5. Generate Bearer token
The token obtained above has a token_type may change later, but the possibility of feeling change is very low. What is bear token? Bearer's Chinese translation is the holder. In fact, what the hell is Bearer token,
You don't have to care so much. Anyway, it's "Bear + space + Token" It was produced. In the program, you can piece it up directly.
For example:
Bearer eyJ0eXAiOiJKV1QiLCJhbGciOiJSUzI1NiIsIng1dCI6Ik5HVEZ2ZEstZnl0aEV1Q...
This is the Authorization value of the Request Header.
For example, if you want to Get the list of the top 5 people in the company and directly Get the following web address, Microsoft Graph will first extract Authorization from the Header, judge your permissions, and then return the results.
https://graph.microsoft.com/v1.0/users?$top=5
If using. NET, the basic code is as follows:
string token="Bearer eyJ0eXAiOiJKV1QiLCJhbGciOiJSUzI1NiIsIng1dCI6Ik5HVEZ2ZEstZnl0aEV1Q..."; string url="https://graph.microsoft.com/v1.0/users?$top=5"; WebRequest request = (WebRequest)HttpWebRequest.Create(url); request.Method = "Get";
request.Headers.Set("Authorization", token);
6. Application authorization
By default, the permission of Token is very low. It can only read personal information. Next, it is necessary to authorize API and give App more permissions.

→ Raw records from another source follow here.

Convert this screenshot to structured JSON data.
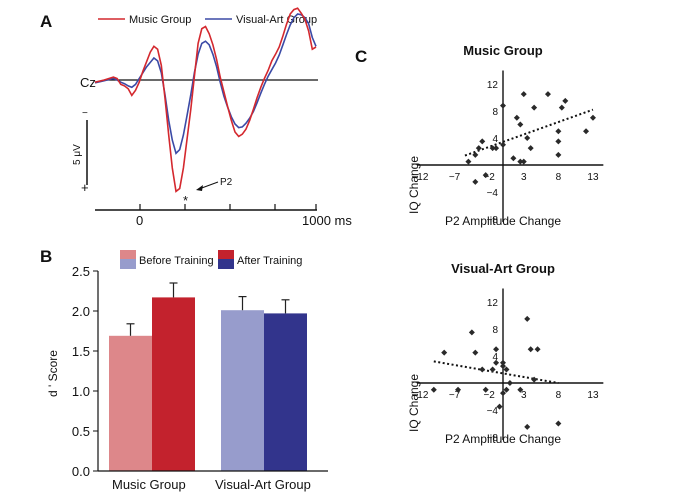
{
  "panels": {
    "a": "A",
    "b": "B",
    "c": "C"
  },
  "chart_data": [
    {
      "id": "erp",
      "type": "line",
      "legend": [
        "Music Group",
        "Visual-Art Group"
      ],
      "colors": {
        "music": "#d4282e",
        "visual": "#3b4aa6",
        "axis": "#111111"
      },
      "channel_label": "Cz",
      "scale_label": "5 μV",
      "scale_minus": "−",
      "scale_plus": "+",
      "peak_label": "P2",
      "peak_marker": "*",
      "x_ticks": [
        "0",
        "1000 ms"
      ],
      "xlim": [
        -200,
        1000
      ],
      "ylim_uV": [
        -7.5,
        17
      ],
      "series": [
        {
          "name": "Music Group",
          "x": [
            -200,
            -150,
            -100,
            -80,
            -60,
            -40,
            -20,
            0,
            20,
            40,
            60,
            80,
            100,
            120,
            140,
            160,
            180,
            200,
            220,
            240,
            260,
            280,
            300,
            320,
            340,
            360,
            380,
            400,
            420,
            440,
            460,
            480,
            500,
            520,
            540,
            560,
            580,
            600,
            620,
            640,
            660,
            680,
            700,
            720,
            740,
            760,
            780,
            800,
            820,
            840,
            860,
            880,
            900,
            920,
            940,
            960,
            980,
            1000
          ],
          "y": [
            0.3,
            0.0,
            -0.4,
            -0.2,
            0.6,
            0.8,
            1.2,
            2.1,
            1.4,
            0.3,
            -1.2,
            -2.5,
            -3.8,
            -4.6,
            -4.2,
            -2.0,
            2.5,
            7.5,
            12.0,
            15.2,
            14.8,
            12.0,
            8.0,
            4.0,
            -0.5,
            -5.0,
            -7.0,
            -7.3,
            -6.3,
            -4.8,
            -2.8,
            -0.4,
            1.6,
            3.6,
            5.5,
            7.1,
            7.7,
            7.4,
            6.7,
            5.5,
            4.0,
            2.4,
            1.0,
            -0.2,
            -1.3,
            -2.6,
            -3.5,
            -4.5,
            -6.0,
            -7.6,
            -9.0,
            -9.6,
            -9.8,
            -9.1,
            -8.3,
            -6.7,
            -4.2,
            -4.5
          ]
        },
        {
          "name": "Visual-Art Group",
          "x": [
            -200,
            -150,
            -100,
            -80,
            -60,
            -40,
            -20,
            0,
            20,
            40,
            60,
            80,
            100,
            120,
            140,
            160,
            180,
            200,
            220,
            240,
            260,
            280,
            300,
            320,
            340,
            360,
            380,
            400,
            420,
            440,
            460,
            480,
            500,
            520,
            540,
            560,
            580,
            600,
            620,
            640,
            660,
            680,
            700,
            720,
            740,
            760,
            780,
            800,
            820,
            840,
            860,
            880,
            900,
            920,
            940,
            960,
            980,
            1000
          ],
          "y": [
            0.4,
            0.1,
            -0.2,
            0.0,
            0.3,
            0.5,
            0.8,
            1.0,
            0.6,
            -0.2,
            -1.0,
            -1.8,
            -2.4,
            -3.0,
            -2.6,
            -1.0,
            2.0,
            5.5,
            8.2,
            10.0,
            9.5,
            7.5,
            4.8,
            2.0,
            -1.0,
            -3.5,
            -5.0,
            -5.3,
            -4.8,
            -3.5,
            -1.8,
            0.3,
            2.2,
            3.7,
            5.0,
            6.0,
            6.5,
            6.4,
            5.9,
            5.2,
            4.3,
            3.1,
            1.8,
            0.6,
            -0.5,
            -1.4,
            -2.3,
            -3.4,
            -4.8,
            -6.2,
            -7.5,
            -8.5,
            -9.0,
            -8.9,
            -8.5,
            -7.7,
            -5.8,
            -4.6
          ]
        }
      ]
    },
    {
      "id": "dprime",
      "type": "bar",
      "categories": [
        "Music Group",
        "Visual-Art Group"
      ],
      "legend": [
        "Before Training",
        "After Training"
      ],
      "ylabel": "d ' Score",
      "ylim": [
        0,
        2.5
      ],
      "y_ticks": [
        "0.0",
        "0.5",
        "1.0",
        "1.5",
        "2.0",
        "2.5"
      ],
      "series": [
        {
          "name": "Before Training",
          "values": [
            1.69,
            2.01
          ],
          "errors": [
            0.15,
            0.17
          ],
          "colors": [
            "#dd878a",
            "#979ccc"
          ]
        },
        {
          "name": "After Training",
          "values": [
            2.17,
            1.97
          ],
          "errors": [
            0.18,
            0.17
          ],
          "colors": [
            "#c3222d",
            "#32348c"
          ]
        }
      ]
    },
    {
      "id": "scatter-music",
      "type": "scatter",
      "title": "Music Group",
      "xlabel": "P2 Amplitude Change",
      "ylabel": "IQ Change",
      "xlim": [
        -12,
        14.5
      ],
      "ylim": [
        -8,
        14
      ],
      "x_ticks": [
        "−12",
        "−7",
        "−2",
        "3",
        "8",
        "13"
      ],
      "y_ticks": [
        "12",
        "8",
        "4",
        "−4",
        "−8"
      ],
      "trend": [
        [
          -5.5,
          1.4
        ],
        [
          13,
          8.2
        ]
      ],
      "points": [
        [
          -5,
          0.5
        ],
        [
          -4,
          1.5
        ],
        [
          -4,
          -2.5
        ],
        [
          -3.5,
          2.5
        ],
        [
          -3,
          3.5
        ],
        [
          -2.5,
          -1.5
        ],
        [
          -1.5,
          2.5
        ],
        [
          -1,
          2.5
        ],
        [
          0,
          3
        ],
        [
          0,
          8.8
        ],
        [
          1.5,
          1
        ],
        [
          2,
          7
        ],
        [
          2.5,
          6
        ],
        [
          2.5,
          0.5
        ],
        [
          3,
          0.5
        ],
        [
          3,
          10.5
        ],
        [
          3.5,
          4
        ],
        [
          4,
          2.5
        ],
        [
          4.5,
          8.5
        ],
        [
          6.5,
          10.5
        ],
        [
          8,
          5
        ],
        [
          8,
          3.5
        ],
        [
          8,
          1.5
        ],
        [
          8.5,
          8.5
        ],
        [
          9,
          9.5
        ],
        [
          12,
          5
        ],
        [
          13,
          7
        ]
      ],
      "color": "#2a2a2a"
    },
    {
      "id": "scatter-visual",
      "type": "scatter",
      "title": "Visual-Art Group",
      "xlabel": "P2 Amplitude Change",
      "ylabel": "IQ Change",
      "xlim": [
        -12,
        14.5
      ],
      "ylim": [
        -8,
        14
      ],
      "x_ticks": [
        "−12",
        "−7",
        "−2",
        "3",
        "8",
        "13"
      ],
      "y_ticks": [
        "12",
        "8",
        "4",
        "−4",
        "−8"
      ],
      "trend": [
        [
          -10,
          3.2
        ],
        [
          8,
          0
        ]
      ],
      "points": [
        [
          -10,
          -1
        ],
        [
          -8.5,
          4.5
        ],
        [
          -6.5,
          -1
        ],
        [
          -4.5,
          7.5
        ],
        [
          -4,
          4.5
        ],
        [
          -3,
          2
        ],
        [
          -2.5,
          -1
        ],
        [
          -1.5,
          2
        ],
        [
          -1,
          5
        ],
        [
          -1,
          3
        ],
        [
          -0.5,
          -3.5
        ],
        [
          0,
          -1.5
        ],
        [
          0,
          2.5
        ],
        [
          0,
          3
        ],
        [
          0.5,
          2
        ],
        [
          0.5,
          -1
        ],
        [
          1,
          0
        ],
        [
          2.5,
          -1
        ],
        [
          3.5,
          9.5
        ],
        [
          4,
          5
        ],
        [
          4.5,
          0.5
        ],
        [
          5,
          5
        ],
        [
          8,
          -6
        ],
        [
          3.5,
          -6.5
        ]
      ],
      "color": "#2a2a2a"
    }
  ]
}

stay API permissions Inside, click Add a Permission, then select the corresponding permission, and then click "Grant" "Admin consent" authorization
7. Read the user calendar or conference room calendar in Windows 365
At Microsoft In the Graph, a large number of interfaces are listed, such as List calendars - Microsoft Graph v1.0 | Microsoft Docs
In each interface, it simply represents the way and website address. GET means that this request needs to be obtained by GET. POST Indicates that this request needs to be obtained by post.
/me/calendars The address of the request is https://graph.microsoft.com/me/calendars
After the request is sent, the system will return the content in JSON format. These JSON strings can be parsed by using a third-party plug-in
HTTP/1.1 200 OK Content-type: application/json { "@odata.context": "https://graph.microsoft.com/v1.0/$metadata#me/calendars", "value": [ { "@odata.id": "https://graph.microsoft.com/v1.0/users('ddfcd489-628b-40d7-b48b-57002df800e5@1717622f-1d94-4d0c-9d74-709fad664b77')/calendars('AAMkAGI2TGuLAAA=')", "id": "AAMkAGI2TGuLAAA=", "name": "Calendar", "color": "auto", "changeKey": "nfZyf7VcrEKLNoU37KWlkQAAA0x0+w==", "canShare":true, "canViewPrivateItems":true, "hexColor": "", "canEdit":true, "allowedOnlineMeetingProviders": [ "teamsForBusiness" ], ] }
8. Use Microsoft's SDK Microsoft graph. Net client library
Microsoft provides skds in various languages such as Java/Asp.net/Php. For. NET, https://github.com/microsoftgraph/msgraph-sdk-dotnet SDK for. NET
These SDK s encapsulate various verifications and directly provide simple class library calls. Get Microsoft Driver only needs one sentence of code.
var drive = await graphClient.Me.Drive.Request().GetAsync();
After you are familiar with the above operations, read Microsoft 365 Exchange calendar, meeting information, establish Microsoft Team video conferencing, Getting user mail in the AD domain becomes very simple.